Deney. Sevdiklerinizi içeren bir alan hayal etmeye çalışın. Kendinizi içinde hissedin. Ardından gözlerinizi açın ve partnerinizi o alana yerleştirmeye çalışın. Onu sevmeye çalışmana gerek yok, sadece onun etrafında sevdiğin şeyleri görmeye çalış. Birbirinizle bir şey hakkında konuşun ve ne olduğunu görün. Ardından rolleri değiştirin. Bir sevgi atmosferi yaratıp hissetmediğinizi tartışın. Nasıl deneyimlendi.

Kendimizi rahat hissedeceğimiz ve güvenebileceğimiz bir alan yaratabilmemiz çok önemli gibi geliyor bana. Ve bu alan müşteri için önemli bir destek olabilir.

Soru: - Bu gerçek olarak kabul edilebilir mi yoksa bir illüzyon mu?

Natalya: Bu senin sevme yeteneğin.

Soru: - Peki ya aşk acısı? Çok fazla sevgim olduğunda ve onunla ne yapacağımı bilmiyorum.

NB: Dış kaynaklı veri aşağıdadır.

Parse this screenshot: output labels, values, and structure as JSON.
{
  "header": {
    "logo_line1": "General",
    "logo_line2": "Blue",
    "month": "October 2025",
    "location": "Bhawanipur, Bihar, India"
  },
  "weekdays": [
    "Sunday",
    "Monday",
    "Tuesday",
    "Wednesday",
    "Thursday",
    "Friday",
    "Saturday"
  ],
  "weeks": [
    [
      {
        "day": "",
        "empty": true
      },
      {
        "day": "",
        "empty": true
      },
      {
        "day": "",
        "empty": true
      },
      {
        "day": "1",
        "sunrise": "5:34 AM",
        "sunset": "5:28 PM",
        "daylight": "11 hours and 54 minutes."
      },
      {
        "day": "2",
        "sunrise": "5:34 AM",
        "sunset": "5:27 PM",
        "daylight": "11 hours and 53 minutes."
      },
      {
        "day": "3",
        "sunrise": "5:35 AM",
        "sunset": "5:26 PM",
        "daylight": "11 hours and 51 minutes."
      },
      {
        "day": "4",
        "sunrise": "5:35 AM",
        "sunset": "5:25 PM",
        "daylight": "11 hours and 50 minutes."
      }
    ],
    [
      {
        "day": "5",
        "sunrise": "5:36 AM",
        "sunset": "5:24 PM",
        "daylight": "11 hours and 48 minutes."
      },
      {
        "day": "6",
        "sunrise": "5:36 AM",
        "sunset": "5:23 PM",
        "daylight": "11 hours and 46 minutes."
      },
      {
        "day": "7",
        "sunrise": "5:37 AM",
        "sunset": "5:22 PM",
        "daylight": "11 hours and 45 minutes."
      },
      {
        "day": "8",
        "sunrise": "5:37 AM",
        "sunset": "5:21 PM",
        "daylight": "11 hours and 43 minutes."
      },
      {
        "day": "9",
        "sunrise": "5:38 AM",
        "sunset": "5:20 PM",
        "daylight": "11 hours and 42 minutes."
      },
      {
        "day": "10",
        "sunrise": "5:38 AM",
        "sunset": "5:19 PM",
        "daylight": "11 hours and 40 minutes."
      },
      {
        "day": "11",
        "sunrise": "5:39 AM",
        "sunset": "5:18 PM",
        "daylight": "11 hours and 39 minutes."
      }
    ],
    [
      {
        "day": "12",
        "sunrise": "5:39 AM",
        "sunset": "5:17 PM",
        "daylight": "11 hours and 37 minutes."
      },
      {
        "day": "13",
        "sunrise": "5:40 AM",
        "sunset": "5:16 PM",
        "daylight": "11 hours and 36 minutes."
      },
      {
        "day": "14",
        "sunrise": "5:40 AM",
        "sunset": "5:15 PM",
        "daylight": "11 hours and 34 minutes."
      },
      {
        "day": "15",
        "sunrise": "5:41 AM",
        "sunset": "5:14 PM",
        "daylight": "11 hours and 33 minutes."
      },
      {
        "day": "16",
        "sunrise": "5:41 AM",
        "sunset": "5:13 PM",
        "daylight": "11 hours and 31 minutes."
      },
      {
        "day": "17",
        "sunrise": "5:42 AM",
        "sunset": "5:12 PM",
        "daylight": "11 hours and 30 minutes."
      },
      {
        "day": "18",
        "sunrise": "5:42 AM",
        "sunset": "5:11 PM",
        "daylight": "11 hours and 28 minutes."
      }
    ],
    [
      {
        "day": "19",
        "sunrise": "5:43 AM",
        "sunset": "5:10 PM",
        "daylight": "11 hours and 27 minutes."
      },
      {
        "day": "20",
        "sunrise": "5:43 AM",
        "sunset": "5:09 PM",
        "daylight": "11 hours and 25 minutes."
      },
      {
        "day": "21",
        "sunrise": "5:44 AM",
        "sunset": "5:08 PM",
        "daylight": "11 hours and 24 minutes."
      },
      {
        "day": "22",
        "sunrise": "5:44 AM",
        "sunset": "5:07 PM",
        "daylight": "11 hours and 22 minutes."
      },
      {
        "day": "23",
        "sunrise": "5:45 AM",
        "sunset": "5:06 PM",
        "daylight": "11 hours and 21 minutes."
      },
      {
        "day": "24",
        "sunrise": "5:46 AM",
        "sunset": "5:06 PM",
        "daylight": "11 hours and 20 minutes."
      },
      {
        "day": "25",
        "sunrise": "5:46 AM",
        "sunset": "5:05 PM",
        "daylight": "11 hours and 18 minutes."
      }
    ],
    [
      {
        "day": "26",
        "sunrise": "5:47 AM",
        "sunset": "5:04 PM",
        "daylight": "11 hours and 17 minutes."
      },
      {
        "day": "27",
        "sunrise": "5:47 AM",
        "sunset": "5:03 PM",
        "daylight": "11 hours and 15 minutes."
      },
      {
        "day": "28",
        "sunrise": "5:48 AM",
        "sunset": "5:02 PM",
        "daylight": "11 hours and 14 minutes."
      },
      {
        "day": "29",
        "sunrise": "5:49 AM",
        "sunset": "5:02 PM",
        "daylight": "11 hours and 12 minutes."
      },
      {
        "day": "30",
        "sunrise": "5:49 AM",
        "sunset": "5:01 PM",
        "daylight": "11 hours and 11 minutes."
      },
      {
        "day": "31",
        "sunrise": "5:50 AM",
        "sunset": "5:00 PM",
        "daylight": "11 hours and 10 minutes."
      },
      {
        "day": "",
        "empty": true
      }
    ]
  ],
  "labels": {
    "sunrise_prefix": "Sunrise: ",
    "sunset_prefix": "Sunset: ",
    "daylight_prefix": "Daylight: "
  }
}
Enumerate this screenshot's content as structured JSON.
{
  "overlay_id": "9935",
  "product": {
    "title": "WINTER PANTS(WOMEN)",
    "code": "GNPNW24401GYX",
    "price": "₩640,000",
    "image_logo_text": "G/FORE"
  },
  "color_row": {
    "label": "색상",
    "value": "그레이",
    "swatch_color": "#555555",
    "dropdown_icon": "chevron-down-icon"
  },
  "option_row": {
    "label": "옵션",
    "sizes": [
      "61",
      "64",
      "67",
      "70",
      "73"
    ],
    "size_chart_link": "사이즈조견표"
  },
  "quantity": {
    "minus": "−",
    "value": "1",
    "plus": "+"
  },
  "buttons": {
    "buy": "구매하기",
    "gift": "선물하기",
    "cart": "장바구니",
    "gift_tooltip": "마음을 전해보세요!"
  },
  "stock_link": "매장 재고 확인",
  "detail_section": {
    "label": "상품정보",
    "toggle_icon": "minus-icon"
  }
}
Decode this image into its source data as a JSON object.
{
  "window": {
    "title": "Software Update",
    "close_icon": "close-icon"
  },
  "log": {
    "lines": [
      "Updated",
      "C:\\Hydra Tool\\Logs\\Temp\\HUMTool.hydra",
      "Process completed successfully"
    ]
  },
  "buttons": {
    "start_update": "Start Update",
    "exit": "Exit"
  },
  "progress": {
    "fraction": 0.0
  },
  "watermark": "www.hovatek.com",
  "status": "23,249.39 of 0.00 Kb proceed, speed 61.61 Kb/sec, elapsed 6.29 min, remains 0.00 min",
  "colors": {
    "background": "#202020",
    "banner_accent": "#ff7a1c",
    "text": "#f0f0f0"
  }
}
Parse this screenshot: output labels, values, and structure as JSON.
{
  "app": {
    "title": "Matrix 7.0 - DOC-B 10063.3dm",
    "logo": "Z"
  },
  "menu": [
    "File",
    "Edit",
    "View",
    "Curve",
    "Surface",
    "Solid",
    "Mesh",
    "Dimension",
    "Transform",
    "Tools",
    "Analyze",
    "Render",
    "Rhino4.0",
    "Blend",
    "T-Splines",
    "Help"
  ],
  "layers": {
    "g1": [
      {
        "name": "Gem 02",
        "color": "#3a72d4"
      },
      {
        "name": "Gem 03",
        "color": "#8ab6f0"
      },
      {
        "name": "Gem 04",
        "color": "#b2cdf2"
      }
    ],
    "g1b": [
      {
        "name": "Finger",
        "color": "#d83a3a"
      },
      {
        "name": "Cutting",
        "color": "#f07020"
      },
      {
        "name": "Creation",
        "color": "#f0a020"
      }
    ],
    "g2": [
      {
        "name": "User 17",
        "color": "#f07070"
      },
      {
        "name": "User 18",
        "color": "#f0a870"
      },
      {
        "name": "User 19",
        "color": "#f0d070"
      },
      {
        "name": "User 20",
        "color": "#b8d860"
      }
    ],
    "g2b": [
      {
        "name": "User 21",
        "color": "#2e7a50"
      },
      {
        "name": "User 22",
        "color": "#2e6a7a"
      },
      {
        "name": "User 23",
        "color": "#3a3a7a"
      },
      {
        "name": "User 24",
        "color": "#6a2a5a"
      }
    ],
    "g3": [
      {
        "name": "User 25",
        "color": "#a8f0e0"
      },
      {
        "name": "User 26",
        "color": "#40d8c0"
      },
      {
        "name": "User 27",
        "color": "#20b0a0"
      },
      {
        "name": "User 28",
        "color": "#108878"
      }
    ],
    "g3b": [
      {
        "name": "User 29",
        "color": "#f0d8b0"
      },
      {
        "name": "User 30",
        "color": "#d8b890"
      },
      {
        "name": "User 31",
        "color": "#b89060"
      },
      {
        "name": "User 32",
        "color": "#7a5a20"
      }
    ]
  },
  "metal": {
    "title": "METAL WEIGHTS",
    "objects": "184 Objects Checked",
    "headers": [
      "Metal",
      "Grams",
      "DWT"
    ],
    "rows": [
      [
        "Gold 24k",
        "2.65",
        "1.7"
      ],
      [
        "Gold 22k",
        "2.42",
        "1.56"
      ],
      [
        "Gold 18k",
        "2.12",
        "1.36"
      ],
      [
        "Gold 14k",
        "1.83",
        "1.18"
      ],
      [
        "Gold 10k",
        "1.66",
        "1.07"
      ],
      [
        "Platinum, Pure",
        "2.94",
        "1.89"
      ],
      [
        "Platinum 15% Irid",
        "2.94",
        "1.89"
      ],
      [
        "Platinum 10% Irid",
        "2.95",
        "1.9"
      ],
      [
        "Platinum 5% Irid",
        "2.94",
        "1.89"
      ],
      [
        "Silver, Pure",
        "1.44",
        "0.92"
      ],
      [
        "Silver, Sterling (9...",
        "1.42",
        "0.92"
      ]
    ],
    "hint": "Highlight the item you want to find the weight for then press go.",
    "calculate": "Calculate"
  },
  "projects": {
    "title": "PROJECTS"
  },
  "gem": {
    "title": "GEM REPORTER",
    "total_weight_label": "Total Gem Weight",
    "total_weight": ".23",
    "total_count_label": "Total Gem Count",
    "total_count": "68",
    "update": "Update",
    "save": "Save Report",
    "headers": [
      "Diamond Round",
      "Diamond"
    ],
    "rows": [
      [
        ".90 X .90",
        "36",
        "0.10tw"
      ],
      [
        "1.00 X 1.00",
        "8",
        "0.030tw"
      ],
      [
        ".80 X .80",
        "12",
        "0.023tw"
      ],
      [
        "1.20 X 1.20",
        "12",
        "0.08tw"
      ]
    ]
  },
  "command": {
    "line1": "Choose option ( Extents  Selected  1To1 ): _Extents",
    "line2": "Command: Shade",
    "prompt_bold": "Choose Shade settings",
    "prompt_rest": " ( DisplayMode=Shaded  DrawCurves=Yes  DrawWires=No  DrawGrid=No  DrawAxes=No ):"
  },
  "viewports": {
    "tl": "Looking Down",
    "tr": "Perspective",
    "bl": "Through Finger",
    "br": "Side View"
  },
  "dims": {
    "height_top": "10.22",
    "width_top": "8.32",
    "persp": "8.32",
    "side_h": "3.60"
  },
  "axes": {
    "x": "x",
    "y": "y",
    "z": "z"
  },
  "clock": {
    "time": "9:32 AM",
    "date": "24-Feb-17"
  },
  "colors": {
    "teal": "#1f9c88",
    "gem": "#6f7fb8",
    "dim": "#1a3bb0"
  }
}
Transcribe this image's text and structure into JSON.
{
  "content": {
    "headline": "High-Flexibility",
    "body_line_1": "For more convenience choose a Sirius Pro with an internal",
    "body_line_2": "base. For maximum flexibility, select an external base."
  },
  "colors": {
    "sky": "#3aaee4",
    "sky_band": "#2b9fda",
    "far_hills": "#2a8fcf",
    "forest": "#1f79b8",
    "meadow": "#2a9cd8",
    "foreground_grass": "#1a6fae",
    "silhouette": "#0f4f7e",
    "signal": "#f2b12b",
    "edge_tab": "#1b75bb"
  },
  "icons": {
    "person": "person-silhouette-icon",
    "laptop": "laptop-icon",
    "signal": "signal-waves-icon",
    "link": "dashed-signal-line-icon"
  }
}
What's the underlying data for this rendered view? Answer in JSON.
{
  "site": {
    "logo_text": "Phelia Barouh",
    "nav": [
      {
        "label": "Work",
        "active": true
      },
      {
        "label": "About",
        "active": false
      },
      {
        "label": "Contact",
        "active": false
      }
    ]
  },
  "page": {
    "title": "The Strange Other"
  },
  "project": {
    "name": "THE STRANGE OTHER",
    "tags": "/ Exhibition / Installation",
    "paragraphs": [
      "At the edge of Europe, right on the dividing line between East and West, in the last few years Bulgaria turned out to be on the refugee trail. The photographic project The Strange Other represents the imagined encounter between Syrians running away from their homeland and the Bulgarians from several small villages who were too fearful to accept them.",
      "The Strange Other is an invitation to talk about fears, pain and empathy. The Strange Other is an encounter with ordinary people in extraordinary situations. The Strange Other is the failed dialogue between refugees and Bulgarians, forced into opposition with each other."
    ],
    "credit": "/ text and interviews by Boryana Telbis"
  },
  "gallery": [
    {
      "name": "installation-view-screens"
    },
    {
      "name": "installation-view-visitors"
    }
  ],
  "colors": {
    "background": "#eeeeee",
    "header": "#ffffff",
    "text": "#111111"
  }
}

Natalya: Bence burada çok fazla hata var. Birincisi, sevginin kaynağının bir başkasına ait bir şey olarak algılanmasıdır. Kişi bunu yeteneği olarak tanımaz ve tanımaz. Bu, bir kişi içinde ne olduğunu hiç iyi hissetmiyorsa olur. Örneğin, çocuklukta aşk ondan alınmadıysa, sadece verildiyse. O zaman insan kendinde, kendi ürettiği ve yarattığı bu kaynağı fark etmeyebilir. O zaman ona bu deneyimi yaşatabilecek birini arıyor.

Aşama, içinizde bir duygu ortaya çıktığında çok önemlidir, deneyim ancak başlar ve bunu kendinize ait bir şey olarak tanıyabilirsiniz. Hala somut, nesne olmadığında bir arka plan, bir ön temas gibi görünüyor.

Acının ortaya çıktığı ikinci bölge, duygularınızı ifade edecek bir biçim bulamamaktır. Bir şey olduğunu hissettiğinizde, ancak onu nasıl ifade edeceğinizi bilmiyorsunuz.

Aşk, tamamen tüketemeyeceğimiz bir arka plandır. Dilin veya bedenin yeteneklerinden daha fazlası olan bir durumdur, bir deneyimdir. Bunu bir özgüllüğe indirgemeye çalışırsak, ifade etmenin imkansızlığı ve "aşk" kelimesinin belirsizliği ile karşı karşıya kalacağız. Uzun bir süre bu kelime belirsiz ve anlaşılmaz olduğu için reddedildi: benden tam olarak ne istediğini söyle? Ve bu anlaşılmaz bileşen çok önemlidir. Ama hala mevcuttur ve bir tür enkarnasyon gerektirir. "Yüceltmek" terimi, deneyimden kurtulmak anlamına gelir ve "deneyimlemek", somutlaşma için bir form bulmak anlamına gelir.